Häufig gestellte Fragen (FAQ)
1. Womit fange ich bei einer BGA an?
Immer mit dem pH. Er sagt dir, in welche Richtung die dominierende Störung geht. Erst danach schaust du auf pCO2 und Bikarbonat und ordnest zu, welcher der beiden Parameter in dieselbe Richtung zeigt – das ist die primäre Störung.
2. Was bedeutet ein normaler pH bei veränderten Werten?
Entweder liegt eine vollständig kompensierte chronische Störung vor oder zwei gegenläufige Störungen heben sich auf. Genau deshalb rechnest du Erwartungswerte für die Kompensation aus, statt dich auf den pH allein zu verlassen.

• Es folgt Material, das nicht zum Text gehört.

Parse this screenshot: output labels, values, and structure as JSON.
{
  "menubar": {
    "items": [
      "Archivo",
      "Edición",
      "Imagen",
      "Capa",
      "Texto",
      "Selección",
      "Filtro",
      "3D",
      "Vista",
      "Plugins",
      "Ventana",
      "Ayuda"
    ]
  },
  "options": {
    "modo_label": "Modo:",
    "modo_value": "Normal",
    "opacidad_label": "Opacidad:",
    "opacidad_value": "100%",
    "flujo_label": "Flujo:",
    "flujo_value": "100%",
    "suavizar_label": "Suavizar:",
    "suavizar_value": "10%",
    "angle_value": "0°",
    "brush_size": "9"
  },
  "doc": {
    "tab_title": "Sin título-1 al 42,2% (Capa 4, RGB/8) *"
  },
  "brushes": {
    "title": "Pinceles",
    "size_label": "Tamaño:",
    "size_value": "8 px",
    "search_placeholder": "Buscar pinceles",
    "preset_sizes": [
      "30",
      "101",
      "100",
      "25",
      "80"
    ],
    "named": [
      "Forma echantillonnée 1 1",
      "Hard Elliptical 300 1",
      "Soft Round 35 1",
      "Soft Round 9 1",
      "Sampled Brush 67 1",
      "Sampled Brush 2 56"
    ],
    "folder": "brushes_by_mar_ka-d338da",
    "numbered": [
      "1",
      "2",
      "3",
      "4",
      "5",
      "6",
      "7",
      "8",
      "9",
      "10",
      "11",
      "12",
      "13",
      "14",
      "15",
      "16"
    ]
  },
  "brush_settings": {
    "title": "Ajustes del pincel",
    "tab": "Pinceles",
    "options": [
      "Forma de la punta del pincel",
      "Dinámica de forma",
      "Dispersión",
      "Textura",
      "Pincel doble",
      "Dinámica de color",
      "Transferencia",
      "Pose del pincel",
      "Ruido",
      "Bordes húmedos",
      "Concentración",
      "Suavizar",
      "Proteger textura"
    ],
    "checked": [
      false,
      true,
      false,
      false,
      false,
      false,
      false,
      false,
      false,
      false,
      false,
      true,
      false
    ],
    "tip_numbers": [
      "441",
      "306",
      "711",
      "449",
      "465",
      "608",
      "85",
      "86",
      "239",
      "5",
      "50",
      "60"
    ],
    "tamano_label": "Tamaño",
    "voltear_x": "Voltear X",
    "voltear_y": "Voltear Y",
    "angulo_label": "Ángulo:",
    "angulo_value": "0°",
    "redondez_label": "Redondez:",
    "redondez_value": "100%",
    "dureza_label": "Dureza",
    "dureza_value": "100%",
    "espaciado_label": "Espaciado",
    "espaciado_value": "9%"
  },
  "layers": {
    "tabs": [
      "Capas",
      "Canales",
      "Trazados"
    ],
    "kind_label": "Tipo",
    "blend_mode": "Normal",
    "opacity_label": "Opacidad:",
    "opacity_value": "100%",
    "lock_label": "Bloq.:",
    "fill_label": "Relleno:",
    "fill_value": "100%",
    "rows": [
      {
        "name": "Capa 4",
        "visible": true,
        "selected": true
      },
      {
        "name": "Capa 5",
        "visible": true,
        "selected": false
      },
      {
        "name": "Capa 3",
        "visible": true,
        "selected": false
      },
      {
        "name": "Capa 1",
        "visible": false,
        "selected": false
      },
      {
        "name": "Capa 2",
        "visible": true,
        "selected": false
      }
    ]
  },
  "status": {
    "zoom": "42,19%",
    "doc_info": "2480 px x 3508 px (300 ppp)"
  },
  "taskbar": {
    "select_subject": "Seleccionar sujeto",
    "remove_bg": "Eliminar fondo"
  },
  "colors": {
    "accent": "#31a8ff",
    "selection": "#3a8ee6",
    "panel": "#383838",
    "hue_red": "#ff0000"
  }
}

3. Wofür brauche ich die Winter-Formel?
Sie schätzt bei metabolischer Azidose ab, welches pCO2 zu erwarten wäre. Weicht der gemessene Wert deutlich ab, liegt zusätzlich eine respiratorische Störung vor. Sie ist damit dein Werkzeug, um gemischte Störungen überhaupt zu bemerken.
4. Warum muss ich die Anionenlücke auf Albumin korrigieren?
Albumin ist das wichtigste nicht gemessene Anion. Bei niedrigem Albumin erscheint die Lücke rechnerisch normal, obwohl Säuren angefallen sind. Ohne Korrektur übersiehst du gerade bei intensivmedizinischen Patientinnen und Patienten eine Additionsazidose.
5. Wann rechne ich Delta-Delta?
Sobald die Anionenlücke vergrößert ist. Du vergleichst den Anstieg der Lücke mit dem Abfall des Bikarbonats. Passt das nicht zusammen, steckt eine weitere metabolische Störung dahinter – häufig eine Alkalose durch Erbrechen oder Diuretika.
6. Was sagt die Urin-Anionenlücke aus?
Sie ist ein indirektes Maß für die Ammoniumausscheidung der Niere. Bei einer Azidose mit normaler Anionenlücke im Blut trennt sie einen gastrointestinalen Bikarbonatverlust von einer renal tubulären Azidose und lenkt damit die weitere Abklärung.
7. Wie viele Fälle sollte ich üben?
Entscheidend ist nicht die Zahl, sondern dass du die vier Schritte jedes Mal schriftlich durchgehst. Nach etwa zwanzig durchgerechneten Fällen läuft die Reihenfolge automatisch ab, und du kannst dich in der Prüfung auf die Ursachensuche konzentrieren.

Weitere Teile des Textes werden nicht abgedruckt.